Go language features

Which Go language features are supported by TinyGo and which are still a work in progress.

While TinyGo supports a big subset of the Go language, not everything is supported yet.

Here is a list of features that are supported:

  • The subset of Go that directly translates to C is well supported. This includes all basic types and all regular control flow (including switch).
  • Slices are well supported.
  • Interfaces are quite stable and should work well in almost all cases. Type switches and type asserts are also supported, as well as calling methods on interfaces. The only exception is comparing two interface values (but comparing against nil works).
  • Closures and bound methods are supported, for example inline anonymous (lambda-like) functions.
  • The defer keyword is almost entirely supported, with the exception of deferring some builtin functions.

Concurrency

At the time of writing (2019-11-27), support for goroutines and channels works for the most part. Support for concurrency on ARM microcontrollers is complete but may have some edge cases that don’t work. Support for other platforms (such as WebAssembly) is a bit more limited: calling a blocking function may for example allocate heap memory.

Cgo

While TinyGo embeds the Clang compiler to parse import "C" blocks, many features of Cgo are still unsupported.

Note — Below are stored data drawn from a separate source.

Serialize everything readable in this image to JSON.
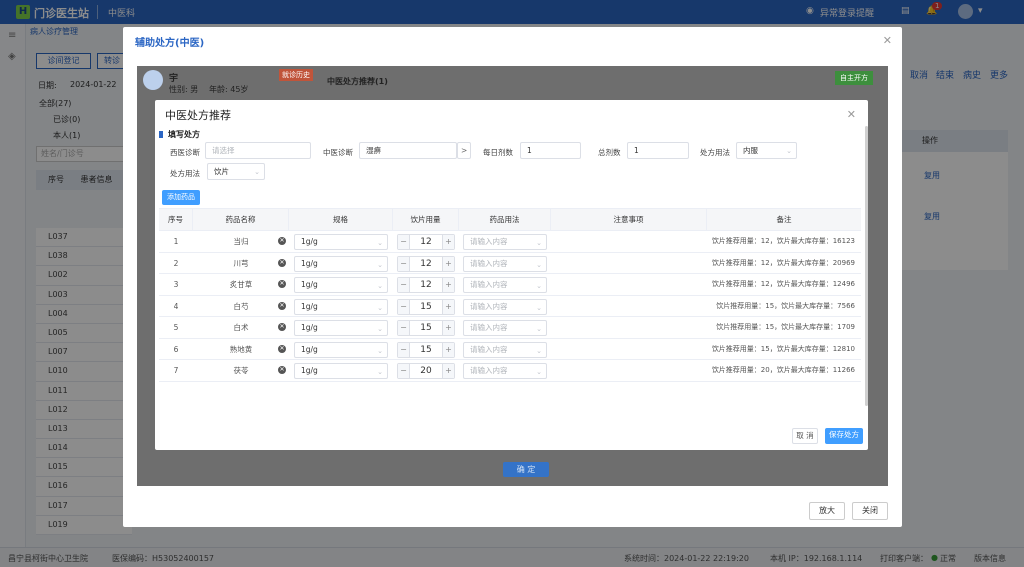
{
  "topbar": {
    "app_title": "门诊医生站",
    "department": "中医科",
    "anomaly_alert": "异常登录提醒",
    "notification_count": "1"
  },
  "background": {
    "breadcrumb": "病人诊疗管理",
    "register_button": "诊间登记",
    "transfer_button": "转诊",
    "date_label": "日期:",
    "date_value": "2024-01-22",
    "filter_all": "全部(27)",
    "filter_done": "已诊(0)",
    "filter_self": "本人(1)",
    "search_placeholder": "姓名/门诊号",
    "table_headers": [
      "序号",
      "患者信息"
    ],
    "rows": [
      "L037",
      "L038",
      "L002",
      "L003",
      "L004",
      "L005",
      "L007",
      "L010",
      "L011",
      "L012",
      "L013",
      "L014",
      "L015",
      "L016",
      "L017",
      "L019"
    ],
    "patient_name": "宇",
    "patient_gender": "性别: 男",
    "patient_age": "年龄: 45岁",
    "history_badge": "就诊历史",
    "recommend_title": "中医处方推荐(1)",
    "self_prescribe": "自主开方",
    "right_actions": [
      "取消",
      "结束",
      "病史",
      "更多"
    ],
    "op_header": "操作",
    "op_links": [
      "复用",
      "复用"
    ]
  },
  "outer_dialog": {
    "title": "辅助处方(中医)",
    "confirm_button": "确 定",
    "maximize_button": "放大",
    "close_button": "关闭"
  },
  "inner_dialog": {
    "title": "中医处方推荐",
    "section_title": "填写处方",
    "form": {
      "western_diag_label": "西医诊断",
      "western_diag_placeholder": "请选择",
      "tcm_diag_label": "中医诊断",
      "tcm_diag_value": "湿痹",
      "daily_doses_label": "每日剂数",
      "daily_doses_value": "1",
      "total_doses_label": "总剂数",
      "total_doses_value": "1",
      "usage_label": "处方用法",
      "usage_value": "内服",
      "usage2_label": "处方用法",
      "usage2_value": "饮片"
    },
    "add_drug_button": "添加药品",
    "columns": [
      "序号",
      "药品名称",
      "规格",
      "饮片用量",
      "药品用法",
      "注意事项",
      "备注"
    ],
    "usage_placeholder": "请输入内容",
    "drugs": [
      {
        "no": "1",
        "name": "当归",
        "spec": "1g/g",
        "qty": "12",
        "remark": "饮片推荐用量：12，饮片最大库存量：16123"
      },
      {
        "no": "2",
        "name": "川芎",
        "spec": "1g/g",
        "qty": "12",
        "remark": "饮片推荐用量：12，饮片最大库存量：20969"
      },
      {
        "no": "3",
        "name": "炙甘草",
        "spec": "1g/g",
        "qty": "12",
        "remark": "饮片推荐用量：12，饮片最大库存量：12496"
      },
      {
        "no": "4",
        "name": "白芍",
        "spec": "1g/g",
        "qty": "15",
        "remark": "饮片推荐用量：15，饮片最大库存量：7566"
      },
      {
        "no": "5",
        "name": "白术",
        "spec": "1g/g",
        "qty": "15",
        "remark": "饮片推荐用量：15，饮片最大库存量：1709"
      },
      {
        "no": "6",
        "name": "熟地黄",
        "spec": "1g/g",
        "qty": "15",
        "remark": "饮片推荐用量：15，饮片最大库存量：12810"
      },
      {
        "no": "7",
        "name": "茯苓",
        "spec": "1g/g",
        "qty": "20",
        "remark": "饮片推荐用量：20，饮片最大库存量：11266"
      }
    ],
    "cancel_button": "取 消",
    "save_button": "保存处方"
  },
  "statusbar": {
    "hospital": "昌宁县柯街中心卫生院",
    "insurance_code": "医保编码：H53052400157",
    "system_time": "系统时间：2024-01-22 22:19:20",
    "ip": "本机 IP：192.168.1.114",
    "print_client": "打印客户端：",
    "print_status": "正常",
    "version": "版本信息"
  },
  "colors": {
    "primary": "#2b66c4",
    "accent": "#409eff",
    "topbar": "#2b66c4"
  }
}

For example, #cgo statements are only partially supported.

Reflection

Many packages, especially in the standard library, rely on reflection to work. The reflect package has been re-implemented in TinyGo and most common types like numbers, strings, and structs are supported now.

Maps

Support for maps is not yet complete but is usable. You can use any type as a value, but only some types are acceptable as map keys. Also, they have not been optimized for performance and will cause linear lookup times in some cases.

Types supported as map keys include strings, integers, pointers, and structs/arrays that contain only these types.

Standard library

Due to the above missing pieces and because parts of the standard library depend on the particular compiler/runtime in use, many packages do not yet compile. See the list of compiling packages here (but note that “compiling” does not imply that works entirely).

Garbage collection

While not directly a language feature (the Go spec doesn’t mention it), garbage collection is important for most Go programs to make sure their memory usage stays in reasonable bounds.

Garbage collection is currently supported on all platforms, although it works best on 32-bit chips. A simple conservative mark-sweep collector is used that will trigger a collection cycle when the heap runs out (that is fixed at compile time) or when requested manually using runtime.GC(). Some other collector designs are used for other targets, TinyGo will automatically pick a good GC for a given target.

Careful design may avoid memory allocations in main loops. You may want to compile with -print-allocs=. to find out where allocations happen and why they happen. For more information, see heap allocation.

A note on the recover builtin

The recover builtin is not yet supported. Instead, a panic will always terminate a program and recover simply returns nil.

This is a deviation from the Go spec but so far works well in practice. While there are no immediate plans to implement recover, if it can be shown to be necessary for compatibility it will be implemented. Please note that this comes at a cost: it means that every defer call will need some extra memory (both code and stack), so this feature is not free. It might also be architecture dependent. If it gets implemented, it will likely be opt-in to not increase code size for existing projects.